Янка глянула в позолоченную синеву промеж высоток.

– Да, тихо. Но ещё же все в школе.

– А ты что же?

– Я во вторую смену. К часу.

Янка никогда не была такой болтливой с незнакомыми людьми. Но какая же Кочубейша – незнакомая?

Мама рассказывала, что, когда Яна только-только училась ходить, они вышли на пятачок возле памятника, мама вынула её из коляски и поставила рядом: иди, доча. Яна стояла, держалась за коляску. Не решалась отчалить. Заметила на другой стороне улицы старуху с костылём и, тыча в неё пальцем, принялась возбуждённо что-то объяснять на тогдашнем своём, не ведавшем слов, языке. "Не иначе, требовала предоставить опору, – шутит мама. – Костыль ребёнка явно впечатлил". Папа добавляет: "Уже тогда была смышлёной и ленивой", – и нравоучительно качает головой.

Встрепенулось и выплыло из полумраков забытого одно за другим.

Про блошиный рынок сначала: пока могла дойти до остановки, старуха возила на блошиный рынок какие-то старые вещи.

Её обворовали – она даже в милицию не позвонила.

Кажется, она дворянских кровей. Точно. Папа что-то такое рассказывал Юре, тот увлекается всяким таким дворянским.

Кочубейша выронила спрессованный снежок. Щурясь и покряхтывая, сделала два шажка. Костыль воткнулся под правую руку, фигура обрела знакомые очертания.

– Что это у тебя такое большое на боку?

– Этюдник.

– Ах, вон что! – пискнула радостно Кочубейша. – Этюдник! Какая интересная девочка забрела в мои катакомбы. Обычно сюда мальчишки бегают. Покричат, Колю рассердят… слушаешь потом рулады. Что же ты сегодня рисовала?

– Натюрморт.

– Натюрморт?! А какой, позволь узнать?

– Ваза, камень и груша.

– Чудно. Ваза, камень – и груша.

– Но груша восковая.

– Чудно, чудно… Жёлтая или зелёная?

– Зелёная. С черешком.

– Прекрасно.

Улыбка на изжёванном, обляпанном коричневатыми пятнами лице… Но Янка перестала морщиться. С каждой фразой Кочубейши, то скрипучей, то писклявой (возвышая голос, она попискивала, как дошколёнок) Янке делалось всё интересней. Неприятное переставало цеплять. Повеяло вдруг уютом с обледеневшей веранды. Захотелось сказать что-нибудь такое, что вызовет ответный интерес этого скукоженного существа, мимо которого она могла пройти понизу несколько минут тому назад, не заметив. И старуха наверняка не заметила бы её с веранды – против света. Вон какие глаза – кожистые, тусклые. Не смотрят – ощупывают. Разве что услышала бы шаги. И что-нибудь хорошее подумала бы об этих шагах. "Лёгкие", – например: "Какие лёгкие шаги". И звук Янкиных шагов присоединился бы к вкусу проглоченного снега, и ко всему тому, что старуха насобирала за сегодняшнюю прогулку. Потом к звуку Янкиных шагов присоединилось бы что-то следующее, потом ещё, и ещё – пока старуха не устанет низать своё ожерелье.
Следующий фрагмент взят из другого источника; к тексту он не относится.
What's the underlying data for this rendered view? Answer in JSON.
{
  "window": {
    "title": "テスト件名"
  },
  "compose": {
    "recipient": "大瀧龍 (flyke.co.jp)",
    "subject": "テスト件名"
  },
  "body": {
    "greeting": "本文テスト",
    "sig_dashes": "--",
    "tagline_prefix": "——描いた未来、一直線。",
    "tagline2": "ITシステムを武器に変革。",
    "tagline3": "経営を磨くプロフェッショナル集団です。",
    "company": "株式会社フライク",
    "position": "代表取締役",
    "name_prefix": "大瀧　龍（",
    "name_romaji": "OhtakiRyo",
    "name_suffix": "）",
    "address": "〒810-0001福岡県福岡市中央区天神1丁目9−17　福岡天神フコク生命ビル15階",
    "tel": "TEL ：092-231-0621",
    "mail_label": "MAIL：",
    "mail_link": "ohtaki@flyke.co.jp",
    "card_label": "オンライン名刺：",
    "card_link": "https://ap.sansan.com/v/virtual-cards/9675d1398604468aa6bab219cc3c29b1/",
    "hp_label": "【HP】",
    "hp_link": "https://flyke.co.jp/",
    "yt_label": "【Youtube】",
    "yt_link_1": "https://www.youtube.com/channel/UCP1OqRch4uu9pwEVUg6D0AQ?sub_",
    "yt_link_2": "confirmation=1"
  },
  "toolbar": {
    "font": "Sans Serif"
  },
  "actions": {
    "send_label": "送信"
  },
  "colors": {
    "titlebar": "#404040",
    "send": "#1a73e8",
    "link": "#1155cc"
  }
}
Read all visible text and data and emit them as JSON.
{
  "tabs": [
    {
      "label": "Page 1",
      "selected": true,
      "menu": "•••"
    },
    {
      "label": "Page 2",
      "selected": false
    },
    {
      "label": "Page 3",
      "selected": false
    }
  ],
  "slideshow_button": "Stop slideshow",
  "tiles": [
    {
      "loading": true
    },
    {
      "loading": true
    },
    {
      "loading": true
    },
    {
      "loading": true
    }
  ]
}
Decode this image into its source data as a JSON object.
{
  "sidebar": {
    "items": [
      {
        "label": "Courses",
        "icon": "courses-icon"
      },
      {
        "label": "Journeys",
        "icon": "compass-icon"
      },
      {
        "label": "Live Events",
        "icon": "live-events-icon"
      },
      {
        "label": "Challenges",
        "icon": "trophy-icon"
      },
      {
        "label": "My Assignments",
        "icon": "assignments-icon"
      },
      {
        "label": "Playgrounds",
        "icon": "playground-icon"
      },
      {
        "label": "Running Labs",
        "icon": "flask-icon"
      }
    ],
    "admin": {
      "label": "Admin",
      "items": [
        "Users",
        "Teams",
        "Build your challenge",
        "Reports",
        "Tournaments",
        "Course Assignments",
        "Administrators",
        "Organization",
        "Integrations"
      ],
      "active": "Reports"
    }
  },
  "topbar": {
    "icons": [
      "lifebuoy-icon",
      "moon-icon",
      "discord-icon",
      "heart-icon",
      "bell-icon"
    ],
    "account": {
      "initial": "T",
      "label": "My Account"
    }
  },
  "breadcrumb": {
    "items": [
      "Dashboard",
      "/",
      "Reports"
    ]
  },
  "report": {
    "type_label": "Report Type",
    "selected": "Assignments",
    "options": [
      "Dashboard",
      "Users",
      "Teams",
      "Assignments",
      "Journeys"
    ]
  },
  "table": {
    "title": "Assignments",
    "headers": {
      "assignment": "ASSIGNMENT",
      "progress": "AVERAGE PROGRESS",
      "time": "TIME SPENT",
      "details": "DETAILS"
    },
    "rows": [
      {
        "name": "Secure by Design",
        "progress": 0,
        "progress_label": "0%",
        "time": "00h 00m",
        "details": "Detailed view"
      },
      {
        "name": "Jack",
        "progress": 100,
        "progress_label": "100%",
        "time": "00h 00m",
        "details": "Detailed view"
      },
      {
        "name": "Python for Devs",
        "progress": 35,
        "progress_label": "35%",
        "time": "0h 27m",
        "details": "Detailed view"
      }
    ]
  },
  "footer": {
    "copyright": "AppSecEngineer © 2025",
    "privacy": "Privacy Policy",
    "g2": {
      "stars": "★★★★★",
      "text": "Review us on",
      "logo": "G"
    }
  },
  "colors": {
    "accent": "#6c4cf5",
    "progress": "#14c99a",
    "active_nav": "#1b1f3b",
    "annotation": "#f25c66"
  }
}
Можно про грушу ещё сказать. Здорово намучилась Янка с грушей.

– Груша труднее всего была. Тени пока прорисуешь…

– Да-да, – согласилась Кочубейша. – Понимаю… Я тоже когда-то рисовала.

– Правда?

– Очень давно… А вчера ветер кусался как собака, носа не высунуть. У меня так в форточке свистало, на разные голоса. Концерт!

– Рамы рассохлись?

– А? Да, рамы… Я газетой затыкаю. В прошлом году проигрыватель сломался. Раньше, когда ветрено, я пластинки ставила. Милое дело… Да.

Сердце у Янки заныло. "Одиноко ей", – догадалась. Но тут же подумала завистливо, что старуха, похоже, умеет с этим справляться. Без всяких друзей, сама. А она, Янка – не умеет.